I'm studying a method used to solve PDE's and at one point in the argument we have the following: $$\frac{\partial y}{\partial x}=\frac{Q}{P}$$ which is then later re-written as $$\frac{dy}{Q}=\frac{dx}{P}$$ I sort of see how re-arranging fractions would make this true but I am unconvinced and something seems odd about the partials becoming "not partial".
Can someone try to explain why this should be true?
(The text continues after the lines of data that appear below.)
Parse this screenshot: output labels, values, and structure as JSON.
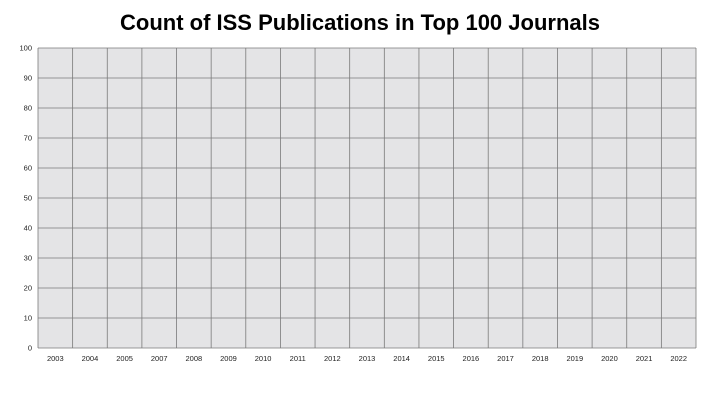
{
  "chart_data": {
    "type": "bar",
    "title": "Count of ISS Publications in Top 100 Journals",
    "xlabel": "",
    "ylabel": "",
    "categories": [
      "2003",
      "2004",
      "2005",
      "2007",
      "2008",
      "2009",
      "2010",
      "2011",
      "2012",
      "2013",
      "2014",
      "2015",
      "2016",
      "2017",
      "2018",
      "2019",
      "2020",
      "2021",
      "2022"
    ],
    "series": [],
    "ylim": [
      0,
      100
    ],
    "yticks": [
      0,
      10,
      20,
      30,
      40,
      50,
      60,
      70,
      80,
      90,
      100
    ],
    "grid": true,
    "colors": {
      "plot_background": "#e4e4e6",
      "gridline": "#7a7a7a"
    }
  }
}
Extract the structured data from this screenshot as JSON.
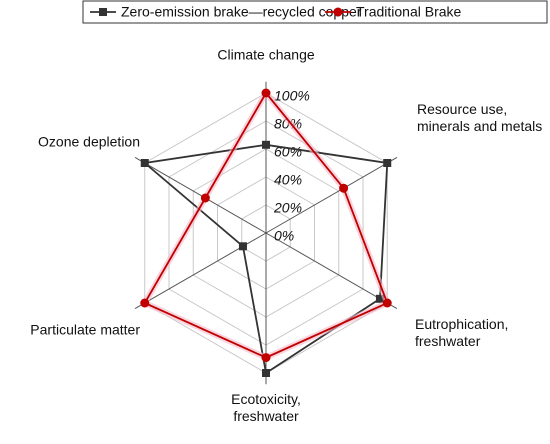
{
  "chart_data": {
    "type": "radar",
    "categories": [
      "Climate change",
      "Resource use,\nminerals and metals",
      "Eutrophication,\nfreshwater",
      "Ecotoxicity,\nfreshwater",
      "Particulate matter",
      "Ozone depletion"
    ],
    "series": [
      {
        "name": "Zero-emission brake—recycled copper",
        "color": "#333333",
        "marker": "square",
        "values": [
          63,
          100,
          94,
          100,
          19,
          100
        ]
      },
      {
        "name": "Traditional Brake",
        "color": "#c00000",
        "marker": "circle",
        "values": [
          100,
          64,
          100,
          89,
          100,
          50
        ]
      }
    ],
    "ylim": [
      0,
      100
    ],
    "yticks": [
      {
        "value": 0,
        "label": "0%"
      },
      {
        "value": 20,
        "label": "20%"
      },
      {
        "value": 40,
        "label": "40%"
      },
      {
        "value": 60,
        "label": "60%"
      },
      {
        "value": 80,
        "label": "80%"
      },
      {
        "value": 100,
        "label": "100%"
      }
    ],
    "grid": true,
    "legend": "top"
  }
}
Actually, it is more a way to easily remember the method (and I guess you are talking about separable differential equation here).
We have
$$\begin{align} \frac{\partial y}{\partial x}&=\frac{Q(y(x,z))}{P(x)}\\ \frac{\frac{\partial y}{\partial x}}{Q(y(x,z))} &=\frac{1}{P(x)}\\ \int \frac{\frac{\partial y}{\partial x}}{Q(y(x,z))}\text{d}x &= \int \frac{1}{P(x)}\text{d}x\\ \int \frac{1}{Q(u)}\text{d}u &=\int \frac{1}{P(x)}\text{d}x\\ \end{align}$$ where $u=y(x,z)$ (this substitution is the key of the method because we get rid of the $\partial y/\partial x$ and it motivates the shorthand $(\dots)\text{d}y=[\dots]\text{d}x$)
For example, if we take $y(x,z)$ with $Q(y(x,z))=-(y(x,z))^{2}$ and $P(x)=e^{x}$, it gives
$$\int \frac{1}{-u^{2}}\text{d}u =\int \frac{1}{e^{x}}\text{d}x$$
Hence
$$\begin{align} \frac{1}{u} &=-e^{-x}+K(z)\\ u &=\frac{1}{K(z)-e^{-x}}\\ y(x,z) &=\frac{1}{K(z)-e^{-x}} \end{align}$$
where $K(z)$ is a real function of $z\in\mathbb{R}^{n}$.
Separating the "pseudo-ratio" $\frac{\partial y}{\partial x}$ is a way to remember how to use the method, but I don't think it is a formal way to write it.